Much of the final search was being conducted in eastern New Orleans. Crews probed areas of the city that just recently have been drained enough to allow ground searches — neighborhoods that were closest to the fractured levees and bore the brunt of the floodwaters’ force.
Should it be any surprise that most of the dead now being recovered in New Orleans are the elderly and children? Not when you think about it. It’s no more surprising than the reality that most of the people who were left to fend for themselves in the floodwaters were poor (both the working and non-working varieties). It’s the expected outcome of conservative policies that abandon the weakest — economically or physically — among us.
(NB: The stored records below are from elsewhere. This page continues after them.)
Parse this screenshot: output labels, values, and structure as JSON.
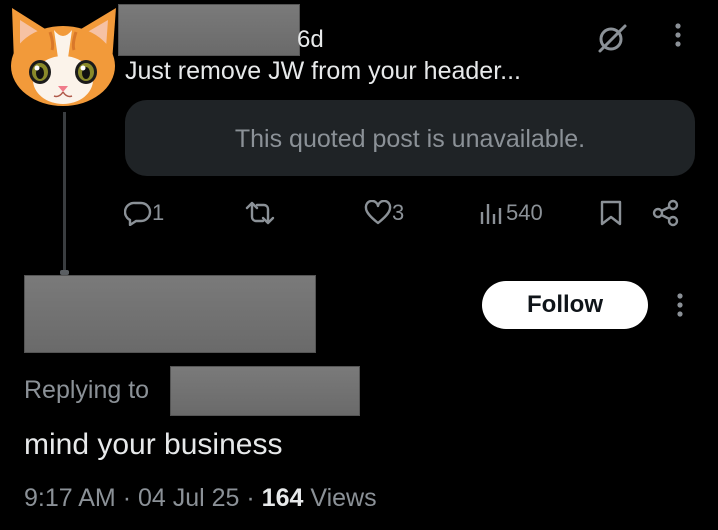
{
  "tweet": {
    "time_ago": "6d",
    "text": "Just remove JW from your header...",
    "quote_unavailable": "This quoted post is unavailable.",
    "reply_count": "1",
    "like_count": "3",
    "view_count": "540"
  },
  "follow_button_label": "Follow",
  "reply": {
    "replying_to_label": "Replying to",
    "text": "mind your business",
    "time": "9:17 AM",
    "date": "04 Jul 25",
    "sep": "·",
    "views_count": "164",
    "views_label": "Views"
  },
  "icons": {
    "avatar": "cat-avatar-icon",
    "grok": "grok-icon",
    "more": "more-vertical-icon",
    "reply": "reply-icon",
    "retweet": "retweet-icon",
    "like": "heart-icon",
    "views": "bar-chart-icon",
    "bookmark": "bookmark-icon",
    "share": "share-icon"
  },
  "colors": {
    "background": "#000000",
    "primary_text": "#e7e9ea",
    "secondary_text": "#8b9197",
    "quote_box": "#1f2326",
    "follow_button": "#ffffff"
  }
}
It’s being said now that the rebuilding of New Orleans and the Gulf region is being turned in to a laboratory for a number of conservative policies, and there may be some truth in that. But to some degree — as with the rest of the country — New Orleans already was laboratory for conservative policies and theories. It’s just that the results were seen there sooner than everyone else.
It’s no shock that most of the dead in New Orleans were among the “weakest of the week,” those who were too old or infirm to fend for themselves, and those who were too young to fend for themselves if separated from parents or other adults. That’s the expected outcome of a philosophy that basically boils down to “survival of the fittest”; in the case those physically and economically “fit” enough to get themselves out of the way of the hurricane.
It’s the logical outcome of mindset founded in social darwinism, which fits right in with the conservative “wealth is well-being is virtue” ideal I mentioned earlier. It’s not just the physically or economically strong that survive (indeed that should survive, according to this POV), but the morally strong as well, because economic strength (manifested as material well-being, and the ability to move out of harms way) implies moral strength. Thus, poverty implies moral weakness.
And there is no obligation on the part of the morally strong to save the morally weak, because moral weakness is always a choice. The poor, then, have it coming. That the dead being recovered in New Orleans now simply had the misfortune of being old and poor, or being born into poverty, doesn’t figure into the equation somehow.
The old and poor should have simply made better choices in their youth. The young and poor, well they should have been born into wealthier families. Of course that means their inherited poverty was no more deserved than someone else’s inherited wealth. But it doesn’t make them any less dead.